Sometimes, you know the exact dimensions you want your tiles to be. For example, you might need 512x512 pixel tiles for a mapping application or a game. This guide shows you how to slice an image by specifying the exact width and height of each tile.

Using the CLI

The imslice command-line tool makes this easy. Use the -t or --tile-size option, followed by the desired width and height in pixels.

Example

Let's say you have a large satellite image (satellite.jpg) and you want to cut it into 256x256 pixel tiles.

imslice satellite.jpg output/tiles --tile-size 256 256
  • satellite.jpg: Your source image.
  • output/tiles: The directory where the tiles will be saved.
  • --tile-size 256 256: This tells imslice to create tiles that are 256 pixels wide and 256 pixels high.

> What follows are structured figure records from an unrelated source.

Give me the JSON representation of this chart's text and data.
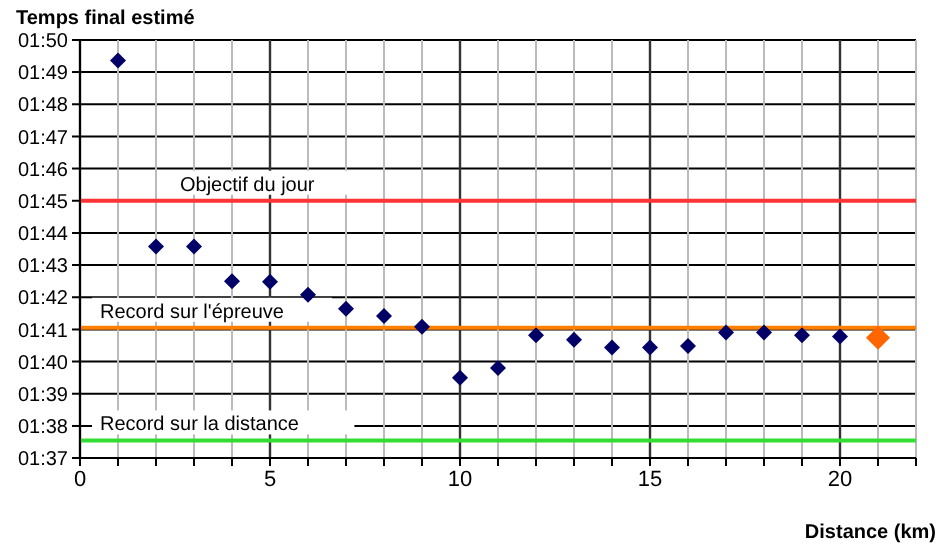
{
  "chart_data": {
    "type": "scatter",
    "ylabel": "Temps final estimé",
    "xlabel": "Distance (km)",
    "series": [
      {
        "color": "#000066",
        "x": [
          1,
          2,
          3,
          4,
          5,
          6,
          7,
          8,
          9,
          10,
          11,
          12,
          13,
          14,
          15,
          16,
          17,
          18,
          19,
          20
        ],
        "values": [
          1.8227,
          1.7263,
          1.7263,
          1.7083,
          1.708,
          1.7013,
          1.694,
          1.6903,
          1.6847,
          1.6583,
          1.6633,
          1.6803,
          1.678,
          1.674,
          1.674,
          1.6747,
          1.6817,
          1.6817,
          1.6803,
          1.6797
        ]
      },
      {
        "color": "#ff6600",
        "x": [
          21
        ],
        "values": [
          1.679
        ]
      }
    ],
    "marker": "diamond",
    "grid": true,
    "legend": false,
    "xlim": [
      0,
      22
    ],
    "xticks": [
      0,
      {
        "value": 1,
        "label": null
      },
      {
        "value": 2,
        "label": null
      },
      {
        "value": 3,
        "label": null
      },
      {
        "value": 4,
        "label": null
      },
      5,
      {
        "value": 6,
        "label": null
      },
      {
        "value": 7,
        "label": null
      },
      {
        "value": 8,
        "label": null
      },
      {
        "value": 9,
        "label": null
      },
      10,
      {
        "value": 11,
        "label": null
      },
      {
        "value": 12,
        "label": null
      },
      {
        "value": 13,
        "label": null
      },
      {
        "value": 14,
        "label": null
      },
      15,
      {
        "value": 16,
        "label": null
      },
      {
        "value": 17,
        "label": null
      },
      {
        "value": 18,
        "label": null
      },
      {
        "value": 19,
        "label": null
      },
      20,
      {
        "value": 21,
        "label": null
      },
      {
        "value": 22,
        "label": null
      }
    ],
    "ylim": [
      1.6167,
      1.8333
    ],
    "yticks": [
      {
        "value": 1.6167,
        "label": "01:37"
      },
      {
        "value": 1.6333,
        "label": "01:38"
      },
      {
        "value": 1.65,
        "label": "01:39"
      },
      {
        "value": 1.6667,
        "label": "01:40"
      },
      {
        "value": 1.6833,
        "label": "01:41"
      },
      {
        "value": 1.7,
        "label": "01:42"
      },
      {
        "value": 1.7167,
        "label": "01:43"
      },
      {
        "value": 1.7333,
        "label": "01:44"
      },
      {
        "value": 1.75,
        "label": "01:45"
      },
      {
        "value": 1.7667,
        "label": "01:46"
      },
      {
        "value": 1.7833,
        "label": "01:47"
      },
      {
        "value": 1.8,
        "label": "01:48"
      },
      {
        "value": 1.8167,
        "label": "01:49"
      },
      {
        "value": 1.8333,
        "label": "01:50"
      }
    ],
    "ref_lines": [
      {
        "axis": "y",
        "value": 1.75,
        "label": "Objectif du jour",
        "color": "#ff3333"
      },
      {
        "axis": "y",
        "value": 1.6842,
        "label": "Record sur l'épreuve",
        "color": "#ff8000"
      },
      {
        "axis": "y",
        "value": 1.6258,
        "label": "Record sur la distance",
        "color": "#33dd33"
      }
    ]
  }
}
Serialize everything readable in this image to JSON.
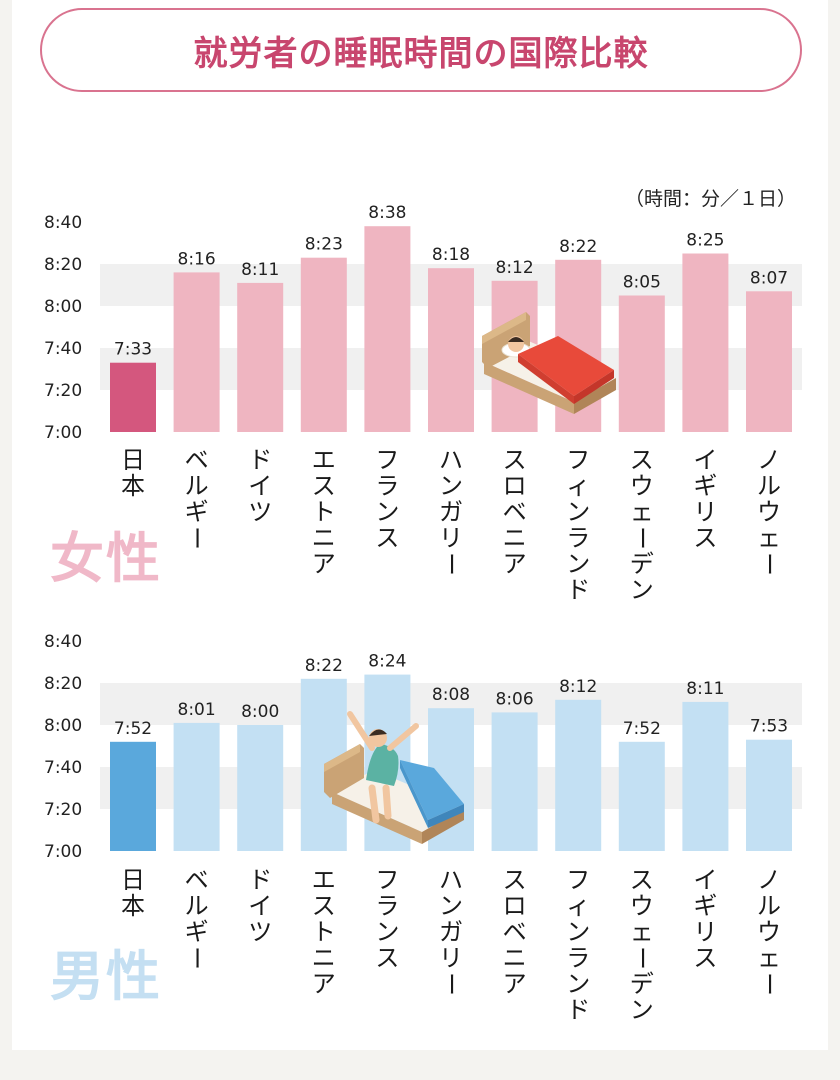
{
  "title": "就労者の睡眠時間の国際比較",
  "unit_note": "（時間：分／１日）",
  "colors": {
    "title": "#c8466e",
    "title_border": "#d9738f",
    "female_highlight": "#d4577e",
    "female_bar": "#efb5c1",
    "female_label": "#f0b8c8",
    "male_highlight": "#5aa8dc",
    "male_bar": "#c3e0f3",
    "male_label": "#c4dff2",
    "band": "#f0f0f0"
  },
  "chart_data": [
    {
      "type": "bar",
      "group_label": "女性",
      "categories": [
        "日本",
        "ベルギー",
        "ドイツ",
        "エストニア",
        "フランス",
        "ハンガリー",
        "スロベニア",
        "フィンランド",
        "スウェーデン",
        "イギリス",
        "ノルウェー"
      ],
      "values": [
        "7:33",
        "8:16",
        "8:11",
        "8:23",
        "8:38",
        "8:18",
        "8:12",
        "8:22",
        "8:05",
        "8:25",
        "8:07"
      ],
      "yticks": [
        "7:00",
        "7:20",
        "7:40",
        "8:00",
        "8:20",
        "8:40"
      ],
      "ylim": [
        "7:00",
        "8:40"
      ],
      "highlight": "日本"
    },
    {
      "type": "bar",
      "group_label": "男性",
      "categories": [
        "日本",
        "ベルギー",
        "ドイツ",
        "エストニア",
        "フランス",
        "ハンガリー",
        "スロベニア",
        "フィンランド",
        "スウェーデン",
        "イギリス",
        "ノルウェー"
      ],
      "values": [
        "7:52",
        "8:01",
        "8:00",
        "8:22",
        "8:24",
        "8:08",
        "8:06",
        "8:12",
        "7:52",
        "8:11",
        "7:53"
      ],
      "yticks": [
        "7:00",
        "7:20",
        "7:40",
        "8:00",
        "8:20",
        "8:40"
      ],
      "ylim": [
        "7:00",
        "8:40"
      ],
      "highlight": "日本"
    }
  ],
  "illustrations": {
    "female": "sleeping-person-in-bed-icon",
    "male": "person-waking-up-stretching-icon"
  }
}
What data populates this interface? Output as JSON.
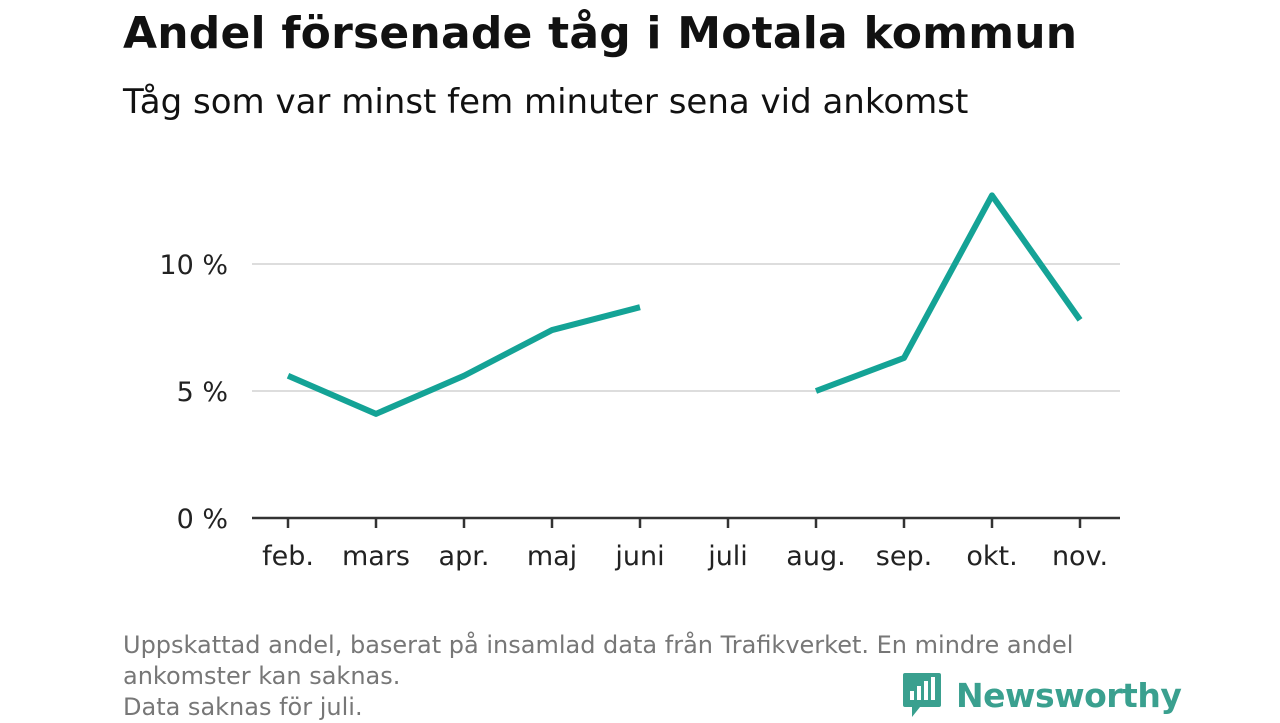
{
  "title": "Andel försenade tåg i Motala kommun",
  "subtitle": "Tåg som var minst fem minuter sena vid ankomst",
  "footnote": {
    "line1": "Uppskattad andel, baserat på insamlad data från Trafikverket. En mindre andel",
    "line2": "ankomster kan saknas.",
    "line3": "Data saknas för juli."
  },
  "brand": {
    "name": "Newsworthy",
    "icon": "newsworthy-logo-icon",
    "color": "#3aa08f"
  },
  "chart_data": {
    "type": "line",
    "categories": [
      "feb.",
      "mars",
      "apr.",
      "maj",
      "juni",
      "juli",
      "aug.",
      "sep.",
      "okt.",
      "nov."
    ],
    "series": [
      {
        "values": [
          5.6,
          4.1,
          5.6,
          7.4,
          8.3,
          null,
          5.0,
          6.3,
          12.7,
          7.8
        ],
        "color": "#14a396"
      }
    ],
    "yticks": [
      0,
      5,
      10
    ],
    "ytick_labels": [
      "0 %",
      "5 %",
      "10 %"
    ],
    "ylim": [
      0,
      14.5
    ],
    "grid": true,
    "gridline_color": "#dddddd",
    "xlabel": "",
    "ylabel": ""
  }
}
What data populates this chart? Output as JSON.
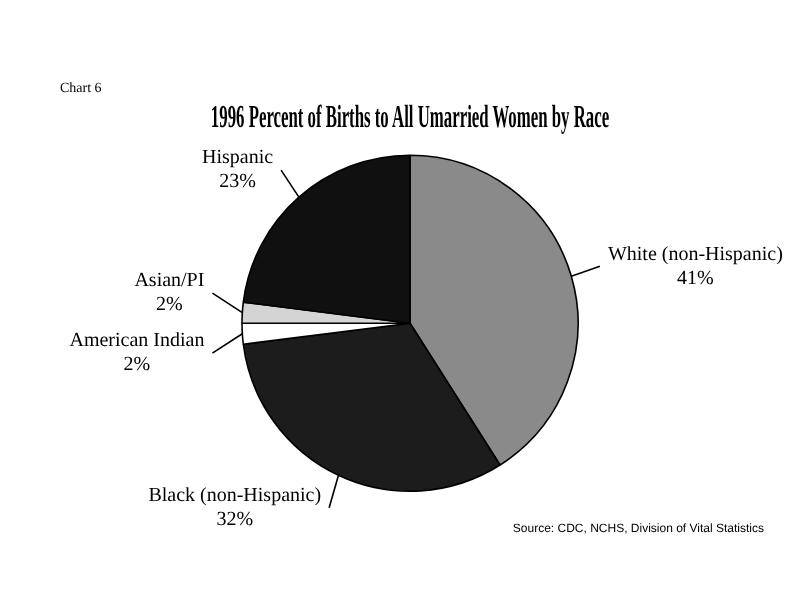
{
  "chart_data": {
    "type": "pie",
    "title": "1996 Percent of Births to All Umarried Women by Race",
    "categories": [
      "White (non-Hispanic)",
      "Black (non-Hispanic)",
      "American Indian",
      "Asian/PI",
      "Hispanic"
    ],
    "values": [
      41,
      32,
      2,
      2,
      23
    ],
    "value_labels": [
      "41%",
      "32%",
      "2%",
      "2%",
      "23%"
    ],
    "colors": [
      "#8a8a8a",
      "#1c1c1c",
      "#ffffff",
      "#d4d4d4",
      "#101010"
    ],
    "legend": false,
    "annotations": [
      "Chart 6",
      "Source: CDC, NCHS, Division of Vital Statistics"
    ]
  }
}
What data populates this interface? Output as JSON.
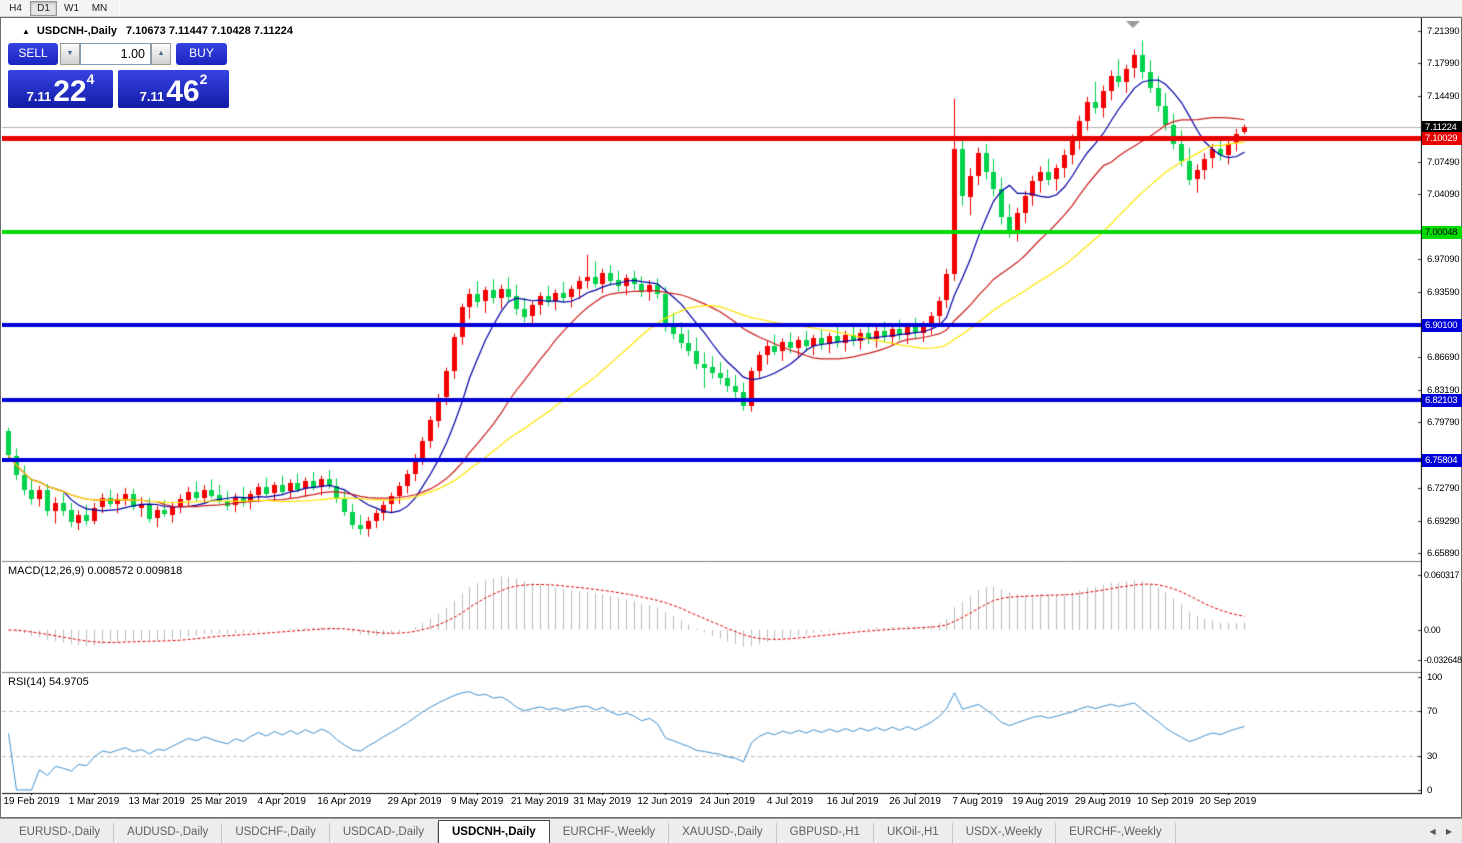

If the source image dimensions are not perfectly divisible by the tile size, the tiles at the right and bottom edges will be smaller to account for the remainder.

Using the Python API

You can achieve the same result in your Python code by passing the tile_width and tile_height parameters to the slice_image function or the ImageSlicer.slice method.

Example

Here's how to slice the same image into 256x256 pixel tiles using a Python script:

from image_slicer import slice_image

slice_image(
    source_path="satellite.jpg",
    output_dir="output/tiles",
    tile_width=256,
    tile_height=256
)

This gives you the flexibility to integrate tile-based slicing directly into your image processing workflows.